As can be seen, performance is considerably better than that obtained
in the previous section by training for 200000 iterations, though
still not as good as with Bayesian training (see Ex-netgp-b.doc).


Using an ensemble of networks trained by early stopping.

In the early stopping procedure just described, the use of the first
three-quarters of the training data for estimation and the last
one-quarter for validation is arbitrary.  Whenever a training
procedure involves arbitrary or random choices, it is generally better
(on average) to repeat the procedure several times with different
choices, and then make predictions by averaging the predictions made
by the networks in this "ensemble".  The following commands implement
this idea for early stopping, by averaging over both the choice of
which quarter of the data to use for validation, and over the random
choice of initial weights:

    > net-spec blog.gdese1 2 15 1 / ih=+ bh=+ ho=+ bo=+
    > model-spec blog.gdese1 binary
    > data-spec blog.gdese1 2 1 2 / bdata.train@-226:300 . bdata.train@226:300 .
    > rand-seed blog.gdese1 1
    > net-gd blog.gdese1 20000 10 / 0.4 batch

    > net-plt t L blog.gdese1 | find-min

    > net-spec blog.gdese2 2 15 1 / ih=+ bh=+ ho=+ bo=+
    > model-spec blog.gdese2 binary
    > data-spec blog.gdese2 2 1 2 / bdata.train@-151:225 . bdata.train@151:225 .
    > rand-seed blog.gdese2 2
    > net-gd blog.gdese2 20000 10 / 0.4 batch

    > net-plt t L blog.gdese2 | find-min

    > net-spec blog.gdese3 2 15 1 / ih=+ bh=+ ho=+ bo=+
    > model-spec blog.gdese3 binary
    > data-spec blog.gdese3 2 1 2 / bdata.train@-76:150 . bdata.train@75:150 .
    > rand-seed blog.gdese3 3 
    > net-gd blog.gdese3 20000 10 / 0.4 batch

    > net-plt t L blog.gdese3 | find-min

    > net-spec blog.gdese4 2 15 1 / ih=+ bh=+ ho=+ bo=+
    > model-spec blog.gdese4 binary
    > data-spec blog.gdese4 2 1 2 / bdata.train@-1:75 . bdata.train@1:75 .
    > rand-seed blog.gdese4 4
    > net-gd blog.gdese4 20000 10 / 0.4 batch

    > net-plt t L blog.gdese4 | find-min

The networks selected from the four training runs above as having
lowest validation error are at iterations 1190, 880, 1780, and 12720.
We can now make predictions for test cases using these four networks,
as follows:

    > net-pred mpa blog.gdese1 1190 blog.gdese2 880 \
                   blog.gdese3 1780 blog.gdese4 12720 / bdata.test .
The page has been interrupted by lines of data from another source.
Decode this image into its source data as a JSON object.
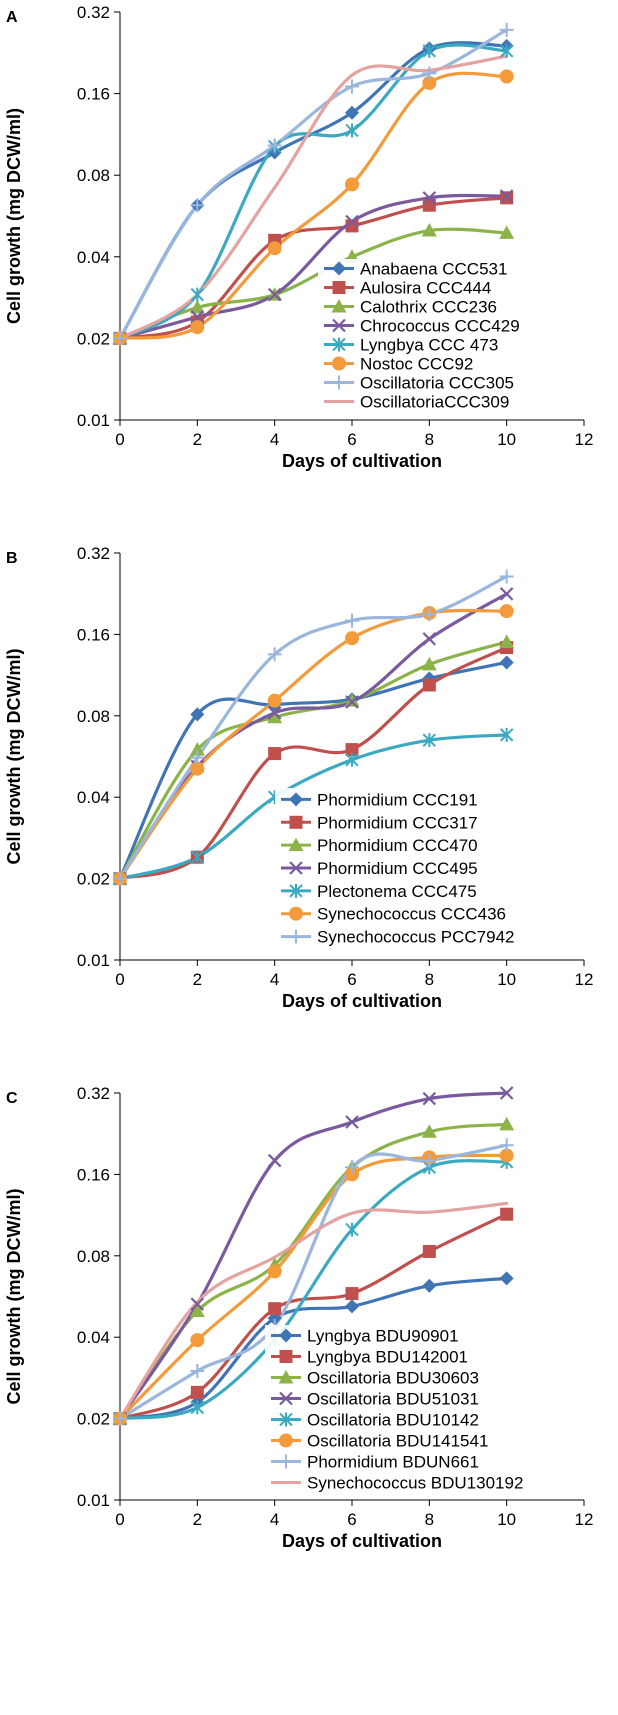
{
  "chart_data": [
    {
      "type": "line",
      "panel_label": "A",
      "xlabel": "Days of cultivation",
      "ylabel": "Cell growth (mg DCW/ml)",
      "yscale": "log2",
      "xlim": [
        0,
        12
      ],
      "ylim": [
        0.01,
        0.32
      ],
      "xticks": [
        "0",
        "2",
        "4",
        "6",
        "8",
        "10",
        "12"
      ],
      "yticks": [
        "0.01",
        "0.02",
        "0.04",
        "0.08",
        "0.16",
        "0.32"
      ],
      "x": [
        0,
        2,
        4,
        6,
        8,
        10
      ],
      "series": [
        {
          "name": "Anabaena CCC531",
          "color": "#3f74b5",
          "marker": "diamond",
          "values": [
            0.02,
            0.062,
            0.097,
            0.136,
            0.235,
            0.24
          ]
        },
        {
          "name": "Aulosira CCC444",
          "color": "#c0504d",
          "marker": "square",
          "values": [
            0.02,
            0.023,
            0.046,
            0.052,
            0.062,
            0.066
          ]
        },
        {
          "name": "Calothrix CCC236",
          "color": "#8cb34a",
          "marker": "triangle",
          "values": [
            0.02,
            0.026,
            0.029,
            0.04,
            0.05,
            0.049
          ]
        },
        {
          "name": "Chrococcus CCC429",
          "color": "#7a5a9e",
          "marker": "x",
          "values": [
            0.02,
            0.024,
            0.029,
            0.054,
            0.066,
            0.067
          ]
        },
        {
          "name": "Lyngbya CCC 473",
          "color": "#3ba9c0",
          "marker": "star",
          "values": [
            0.02,
            0.029,
            0.102,
            0.117,
            0.23,
            0.23
          ]
        },
        {
          "name": "Nostoc CCC92",
          "color": "#f39a3a",
          "marker": "circle",
          "values": [
            0.02,
            0.022,
            0.043,
            0.074,
            0.175,
            0.185
          ]
        },
        {
          "name": "Oscillatoria CCC305",
          "color": "#9ab6dd",
          "marker": "plus",
          "values": [
            0.02,
            0.062,
            0.103,
            0.17,
            0.19,
            0.275
          ]
        },
        {
          "name": "OscillatoriaCCC309",
          "color": "#e3a3a0",
          "marker": "none",
          "values": [
            0.02,
            0.029,
            0.072,
            0.187,
            0.195,
            0.22
          ]
        }
      ]
    },
    {
      "type": "line",
      "panel_label": "B",
      "xlabel": "Days of cultivation",
      "ylabel": "Cell growth (mg DCW/ml)",
      "yscale": "log2",
      "xlim": [
        0,
        12
      ],
      "ylim": [
        0.01,
        0.32
      ],
      "xticks": [
        "0",
        "2",
        "4",
        "6",
        "8",
        "10",
        "12"
      ],
      "yticks": [
        "0.01",
        "0.02",
        "0.04",
        "0.08",
        "0.16",
        "0.32"
      ],
      "x": [
        0,
        2,
        4,
        6,
        8,
        10
      ],
      "series": [
        {
          "name": "Phormidium CCC191",
          "color": "#3f74b5",
          "marker": "diamond",
          "values": [
            0.02,
            0.081,
            0.088,
            0.092,
            0.11,
            0.126
          ]
        },
        {
          "name": "Phormidium CCC317",
          "color": "#c0504d",
          "marker": "square",
          "values": [
            0.02,
            0.024,
            0.058,
            0.06,
            0.104,
            0.143
          ]
        },
        {
          "name": "Phormidium CCC470",
          "color": "#8cb34a",
          "marker": "triangle",
          "values": [
            0.02,
            0.06,
            0.079,
            0.091,
            0.124,
            0.15
          ]
        },
        {
          "name": "Phormidium CCC495",
          "color": "#7a5a9e",
          "marker": "x",
          "values": [
            0.02,
            0.052,
            0.082,
            0.09,
            0.154,
            0.226
          ]
        },
        {
          "name": "Plectonema CCC475",
          "color": "#3ba9c0",
          "marker": "star",
          "values": [
            0.02,
            0.024,
            0.04,
            0.055,
            0.065,
            0.068
          ]
        },
        {
          "name": "Synechococcus CCC436",
          "color": "#f39a3a",
          "marker": "circle",
          "values": [
            0.02,
            0.051,
            0.091,
            0.155,
            0.192,
            0.195
          ]
        },
        {
          "name": "Synechococcus  PCC7942",
          "color": "#9ab6dd",
          "marker": "plus",
          "values": [
            0.02,
            0.056,
            0.135,
            0.18,
            0.19,
            0.262
          ]
        }
      ]
    },
    {
      "type": "line",
      "panel_label": "C",
      "xlabel": "Days of cultivation",
      "ylabel": "Cell growth (mg DCW/ml)",
      "yscale": "log2",
      "xlim": [
        0,
        12
      ],
      "ylim": [
        0.01,
        0.32
      ],
      "xticks": [
        "0",
        "2",
        "4",
        "6",
        "8",
        "10",
        "12"
      ],
      "yticks": [
        "0.01",
        "0.02",
        "0.04",
        "0.08",
        "0.16",
        "0.32"
      ],
      "x": [
        0,
        2,
        4,
        6,
        8,
        10
      ],
      "series": [
        {
          "name": "Lyngbya BDU90901",
          "color": "#3f74b5",
          "marker": "diamond",
          "values": [
            0.02,
            0.023,
            0.047,
            0.052,
            0.062,
            0.066
          ]
        },
        {
          "name": "Lyngbya BDU142001",
          "color": "#c0504d",
          "marker": "square",
          "values": [
            0.02,
            0.025,
            0.051,
            0.058,
            0.083,
            0.114
          ]
        },
        {
          "name": "Oscillatoria BDU30603",
          "color": "#8cb34a",
          "marker": "triangle",
          "values": [
            0.02,
            0.05,
            0.074,
            0.17,
            0.23,
            0.245
          ]
        },
        {
          "name": "Oscillatoria BDU51031",
          "color": "#7a5a9e",
          "marker": "x",
          "values": [
            0.02,
            0.053,
            0.18,
            0.25,
            0.305,
            0.32
          ]
        },
        {
          "name": "Oscillatoria BDU10142",
          "color": "#3ba9c0",
          "marker": "star",
          "values": [
            0.02,
            0.022,
            0.039,
            0.1,
            0.17,
            0.178
          ]
        },
        {
          "name": "Oscillatoria BDU141541",
          "color": "#f39a3a",
          "marker": "circle",
          "values": [
            0.02,
            0.039,
            0.07,
            0.16,
            0.185,
            0.188
          ]
        },
        {
          "name": "Phormidium BDUN661",
          "color": "#9ab6dd",
          "marker": "plus",
          "values": [
            0.02,
            0.03,
            0.044,
            0.17,
            0.18,
            0.205
          ]
        },
        {
          "name": "Synechococcus BDU130192",
          "color": "#e3a3a0",
          "marker": "none",
          "values": [
            0.02,
            0.054,
            0.079,
            0.115,
            0.116,
            0.125
          ]
        }
      ]
    }
  ]
}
    Number of iterations used: 4

    Number of test cases: 1000

    Average log probability of targets:    -0.266+-0.018
    Fraction of guesses that were wrong:    0.1210+-0.0103

The resulting classification performance is a bit better than was
found using just the first of the four networks.  But it's still not
as good as with Bayesian training.

Interestingly, one can get a bit better results using networks 1000
later in the run than were chosen based on the validation error, as
illustrated here:

    > net-pred mpa blog.gdese1 2190 blog.gdese2 1880 \
                   blog.gdese3 2780 blog.gdese4 13720 / bdata.test .

    Number of iterations used: 4

    Number of test cases: 1000

    Average log probability of targets:    -0.265+-0.020
    Fraction of guesses that were wrong:    0.1170+-0.0102

This may be because the selection of a single network to use based on
a validation set isn't necessarily optimal when predictions are
actually made by an ensemble.  (Though at least for this dataset,
results using early stopping with just the first split are also a bit
better when using the network 1000 iterations past the validation
error minimum.)